As companies increasingly turn to data to influence their decisions, it is critical that data owners understand the rapidly evolving needs of risk management for data that crosses applications, on-premise facilities and clouds.
Successful data governance can be achieved with applications that span private on-premise environments and public cloud resources, but governance must be a fundamental part of the design and implementation, not an after thought.
5 Steps to a Complete Data Governance Strategy
- Value– Know what value the data holds in terms of cost if lost, cost of generation and value derived through analysis. These metrics will be used to determine safeguards for protecting the data and relative costs for storing the data on different platforms.
- Location– Know both where the data is created and where it is stored. This information leads to what safeguards are needed to protect the data at rest as well as in transit. This metric also helps determine the best methods for moving data between sites for analysis, transformation, and integration.
- Risk– Knowing what risk the data poses to your organization is key to ensuring it is appropriately protected. High-risk data includes social security numbers, addresses, and credit card information, all of which require alerting customers if they are lost or compromised.
- Know your decision makers– Every organization has varying levels of individuals that are accessing data in different ways. A solid data governance strategy will include an inventory of these decisions makers; including what data they require access to, on what time frames and with what tools. This enables the organization to properly plan how to enable these users, while managing the associated risk.
- Accuracy– Data, and the decisions derived from it present themselves in many ways, including completeness, non-obsolescence, precision and repeatability. It is critical that all data sets have an associated set of policies about the quality of the data that drives the organization to properly clean incoming data, and properly gauge the accuracy to results derived from that data.
7 Data Best Practices in a Cloud-First World:
- Keep security context with the data as it moves between systems – By keeping security context with a data set, it ensures uniformity in implementation across systems that may contain duplicate sets of the same data.
- Set a lifecycle and stick to it – Setting a lifecycle for data that determines the point in which data is retired and no longer needed ensures stale data is not floating around incurring costs, as well as driving decisions.
- Track metadata consistently across the organization – Metadata has become more critical in recent years with the increase in unstructured data being stored and analyzed. The metadata about creation, owners, and topics is key to understanding and increasing the value of a data set. Having an organization-wide policy and single instance for tracking all metadata will enable anyone in the organization to quickly locate information that is relevant to their work.
- Track copies/instances of the same data set with locations and times of creation – As information systems increase in complexity, it is more and more common that a dataset will be copied multiple times within an organization.

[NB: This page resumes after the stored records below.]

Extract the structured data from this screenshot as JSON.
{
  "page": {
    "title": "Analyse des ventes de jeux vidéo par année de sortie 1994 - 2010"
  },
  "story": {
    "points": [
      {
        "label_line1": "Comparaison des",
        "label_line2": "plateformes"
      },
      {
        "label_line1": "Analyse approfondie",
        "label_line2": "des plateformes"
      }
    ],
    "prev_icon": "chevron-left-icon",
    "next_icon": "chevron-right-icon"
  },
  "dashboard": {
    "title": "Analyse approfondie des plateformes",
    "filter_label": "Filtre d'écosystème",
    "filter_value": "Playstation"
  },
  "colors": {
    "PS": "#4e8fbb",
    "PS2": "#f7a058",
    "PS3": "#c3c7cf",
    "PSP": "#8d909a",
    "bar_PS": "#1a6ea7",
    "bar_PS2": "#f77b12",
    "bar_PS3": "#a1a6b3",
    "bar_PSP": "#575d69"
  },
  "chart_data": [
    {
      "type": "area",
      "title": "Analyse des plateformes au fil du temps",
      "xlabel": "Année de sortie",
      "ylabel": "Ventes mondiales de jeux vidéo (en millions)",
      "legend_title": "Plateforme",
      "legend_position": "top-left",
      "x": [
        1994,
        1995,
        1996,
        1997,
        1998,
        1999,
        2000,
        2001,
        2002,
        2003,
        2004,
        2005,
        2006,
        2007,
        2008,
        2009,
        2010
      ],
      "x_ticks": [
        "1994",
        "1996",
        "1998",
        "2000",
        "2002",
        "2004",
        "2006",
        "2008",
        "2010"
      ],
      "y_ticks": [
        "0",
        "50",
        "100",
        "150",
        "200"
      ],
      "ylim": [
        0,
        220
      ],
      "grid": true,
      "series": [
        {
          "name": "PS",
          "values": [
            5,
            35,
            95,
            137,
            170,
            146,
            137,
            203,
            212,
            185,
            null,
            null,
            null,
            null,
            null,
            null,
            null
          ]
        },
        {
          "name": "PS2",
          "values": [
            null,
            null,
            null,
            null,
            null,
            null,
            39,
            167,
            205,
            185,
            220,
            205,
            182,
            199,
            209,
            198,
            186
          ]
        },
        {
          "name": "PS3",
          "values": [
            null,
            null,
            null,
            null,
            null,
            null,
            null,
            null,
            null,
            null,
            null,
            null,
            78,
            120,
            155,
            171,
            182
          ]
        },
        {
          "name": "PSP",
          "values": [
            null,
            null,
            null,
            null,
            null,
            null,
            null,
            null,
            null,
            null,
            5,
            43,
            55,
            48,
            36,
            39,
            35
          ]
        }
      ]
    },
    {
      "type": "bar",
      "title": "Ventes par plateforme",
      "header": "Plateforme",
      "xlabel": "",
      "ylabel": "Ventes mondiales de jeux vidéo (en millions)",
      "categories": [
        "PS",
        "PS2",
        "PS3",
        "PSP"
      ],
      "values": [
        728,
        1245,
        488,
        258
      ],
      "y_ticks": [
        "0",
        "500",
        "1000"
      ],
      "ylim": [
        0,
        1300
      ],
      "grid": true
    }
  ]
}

These replica copies are key to ensuring successful operations, but should be tracked in a consistent fashion, along with their creation dates, to ensure that replica copies can be updated or removed if necessary.

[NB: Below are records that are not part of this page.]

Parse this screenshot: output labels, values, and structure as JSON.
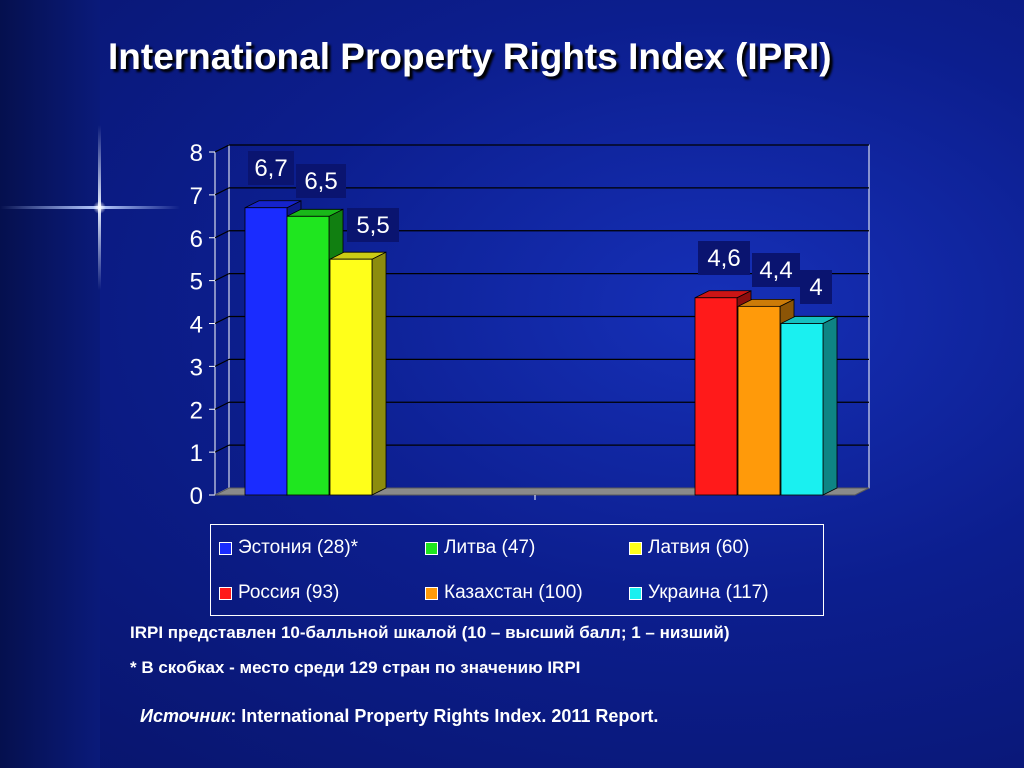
{
  "title": "International Property Rights Index (IPRI)",
  "chart_data": {
    "type": "bar",
    "categories": [
      "Эстония (28)*",
      "Литва (47)",
      "Латвия (60)",
      "Россия (93)",
      "Казахстан (100)",
      "Украина (117)"
    ],
    "values": [
      6.7,
      6.5,
      5.5,
      4.6,
      4.4,
      4.0
    ],
    "value_labels": [
      "6,7",
      "6,5",
      "5,5",
      "4,6",
      "4,4",
      "4"
    ],
    "colors": [
      "#1a2cff",
      "#1fe61f",
      "#ffff1a",
      "#ff1a1a",
      "#ff9a0a",
      "#1af0f0"
    ],
    "ylim": [
      0,
      8
    ],
    "yticks": [
      "0",
      "1",
      "2",
      "3",
      "4",
      "5",
      "6",
      "7",
      "8"
    ],
    "grid": true,
    "legend": "bottom"
  },
  "notes": {
    "scale": "IRPI представлен 10-балльной шкалой (10 – высший балл; 1 – низший)",
    "rank": "* В скобках - место среди 129 стран по значению IRPI"
  },
  "source": {
    "label": "Источник",
    "text": ": International Property Rights Index. 2011 Report."
  }
}
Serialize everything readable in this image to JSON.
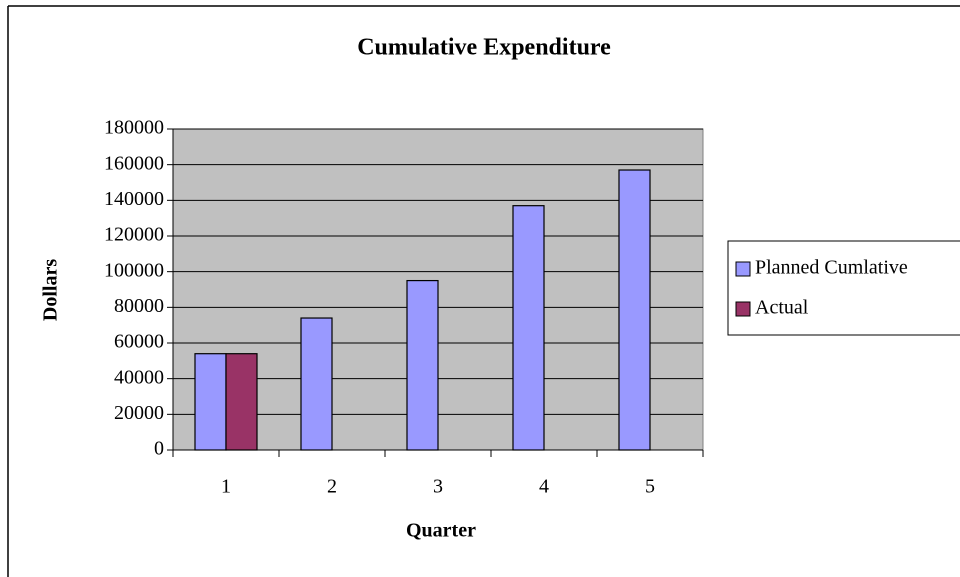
{
  "chart_data": {
    "type": "bar",
    "title": "Cumulative Expenditure",
    "x_label": "Quarter",
    "y_label": "Dollars",
    "categories": [
      "1",
      "2",
      "3",
      "4",
      "5"
    ],
    "series": [
      {
        "name": "Planned Cumlative",
        "color": "#9999ff",
        "values": [
          54000,
          74000,
          95000,
          137000,
          157000
        ]
      },
      {
        "name": "Actual",
        "color": "#993366",
        "values": [
          54000,
          null,
          null,
          null,
          null
        ]
      }
    ],
    "ylim": [
      0,
      180000
    ],
    "yticks": [
      0,
      20000,
      40000,
      60000,
      80000,
      100000,
      120000,
      140000,
      160000,
      180000
    ],
    "grid": true,
    "legend": "right"
  }
}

- Integration and Transformation each need to be considered separately in data governance policies
- Integration – Policies for data integration should define what types of data can be combined and what security posture should be taken for the resultant data. Integration policies should also document where data can be combined and what processes need to be documented to ensure repeatability.
- Transformation – Transformation policies should document what is done with the original data. For example, is it kept or removed after transformation? In a world where we commonly transform data during analysis, the value of keeping the original data should be weighed in the event future workflows require the original form of the data.
- Model Management – Predictive models drive many organizations. These models are used to define many things from recommendations to risk profiling. These models are just as critical as the data feeding them, if not more so. These models should be considered in a data governance strategy to account for who can approve new model deployment, how they are tested and what documentation is required for all models produced.
- All data requires an assigned SME – Many organizations assign a data owner to define and implement policies on specific data sets. I recommend assigned a data subject matter expert (SME) for each data-set. Ultimately, the data is owned by the organization, so the “owner” title is misleading. The SME title is just that, the person who truly understands the risk and value the data brings and how to maximize it for the organization.
In today’s cloud-first, data-driven world, the role of data has never been more important. Policies for integration, transformation and security context have to be updated to accommodate the regular movement of applications and supporting data. These changes should be accommodated through risk management, led by a SME responsible for defining all aspects of data governance for a specific data set. The SME ensures risk is properly managed and balanced against the needs of the business and individuals who access and analyze the data. Only then will companies have a sound data governance strategy.